Canon chairman and CEO Fujio Mitarai told the Nikkei Asian Review the company will look beyond cameras and copiers for growth, and pledged to boost innovation efforts. The company will establish an “innovation center” in Silicon Valley, but left unsaid is how much of that effort will be spent on imaging. Most of the recent acquisitions have been in health care and other segments.
“Our primary management goal this year is to raise our antennas high toward cutting-edge technology,” said Mitarai. “It is on this point where we lag behind other companies. We will open up a research and development center in the U.S.’s Silicon Valley, where we will actively adopt new technology.”
Mitarai noted it’s been difficult for Canon to stay “ahead of the competition” in terms of innovation, and that late-market entrants are concern. Fortunately, Canon has a strong financial structure, allowing it to invest in new opportunities, he said.
Canon will see growth in 2018
By 2020, Mitarai said cameras will contribute 30 percent of sales: “We aim to make at least 5 trillion yen ($44.1 billion) in consolidated sales. It is definitely not impossible if we maintain the current economic situation and stable exchange rates. I see cameras contributing over 30% and office equipment another 40%, while new business segments, with health care at the center, will account for the rest.”

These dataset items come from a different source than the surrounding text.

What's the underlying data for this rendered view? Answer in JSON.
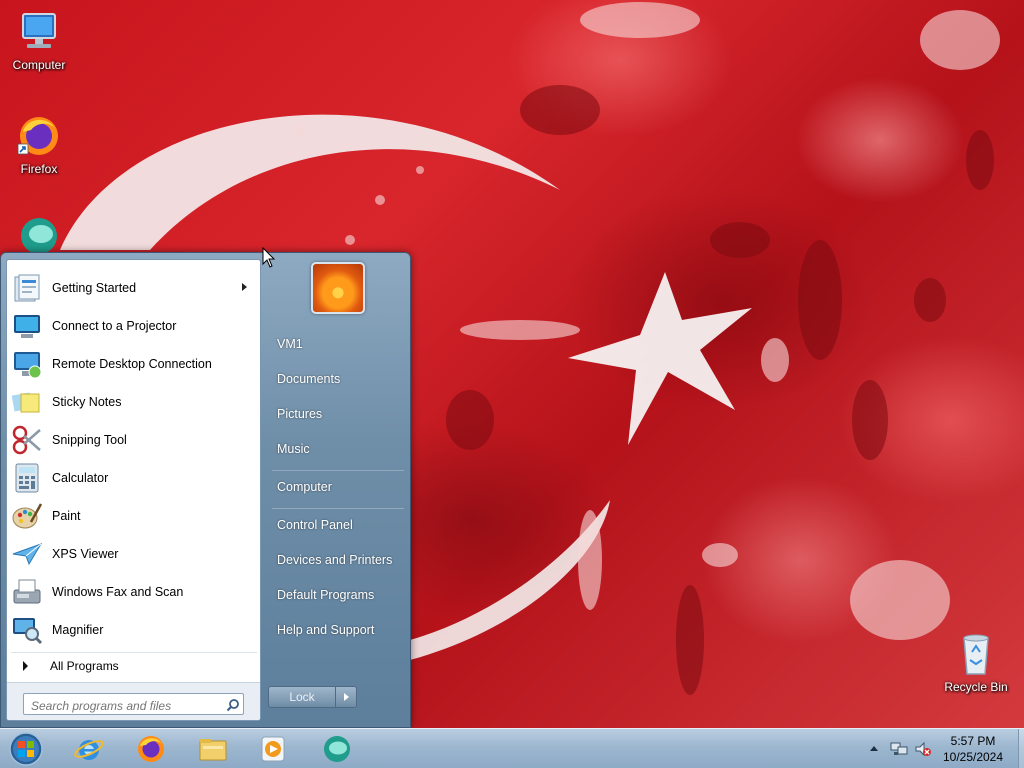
{
  "desktop": {
    "icons": [
      {
        "label": "Computer",
        "icon": "computer-icon"
      },
      {
        "label": "Firefox",
        "icon": "firefox-icon"
      },
      {
        "label": "",
        "icon": "chat-app-icon"
      },
      {
        "label": "Recycle Bin",
        "icon": "recycle-bin-icon"
      }
    ]
  },
  "start_menu": {
    "programs": [
      {
        "label": "Getting Started",
        "icon": "getting-started-icon",
        "has_submenu": true
      },
      {
        "label": "Connect to a Projector",
        "icon": "projector-icon"
      },
      {
        "label": "Remote Desktop Connection",
        "icon": "remote-desktop-icon"
      },
      {
        "label": "Sticky Notes",
        "icon": "sticky-notes-icon"
      },
      {
        "label": "Snipping Tool",
        "icon": "scissors-icon"
      },
      {
        "label": "Calculator",
        "icon": "calculator-icon"
      },
      {
        "label": "Paint",
        "icon": "paint-palette-icon"
      },
      {
        "label": "XPS Viewer",
        "icon": "xps-viewer-icon"
      },
      {
        "label": "Windows Fax and Scan",
        "icon": "fax-icon"
      },
      {
        "label": "Magnifier",
        "icon": "magnifier-icon"
      }
    ],
    "all_programs": "All Programs",
    "search_placeholder": "Search programs and files",
    "right_links": [
      {
        "label": "VM1"
      },
      {
        "label": "Documents"
      },
      {
        "label": "Pictures"
      },
      {
        "label": "Music"
      },
      {
        "label": "Computer"
      },
      {
        "label": "Control Panel"
      },
      {
        "label": "Devices and Printers"
      },
      {
        "label": "Default Programs"
      },
      {
        "label": "Help and Support"
      }
    ],
    "lock_label": "Lock"
  },
  "taskbar": {
    "pinned": [
      "internet-explorer-icon",
      "firefox-icon",
      "file-explorer-icon",
      "media-player-icon",
      "chat-app-icon"
    ],
    "tray_icons": [
      "show-hidden-icons-icon",
      "network-icon",
      "volume-muted-icon"
    ],
    "time": "5:57 PM",
    "date": "10/25/2024"
  },
  "colors": {
    "wallpaper_red": "#c8151d",
    "taskbar": "#9db7cf",
    "start_menu_frame": "#6f8ea8"
  }
}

Overall, Mitarai is bullish on the prospects for 2018, coming off of a good 2017: “2017 was a strong year for cameras, office equipment and other existing businesses. With the addition of new business segments like health care and industrial equipment, we have evidently boosted both sales and profit. The business climate will improve further in 2018, and we aim to lift sales and profit for a second consecutive year.”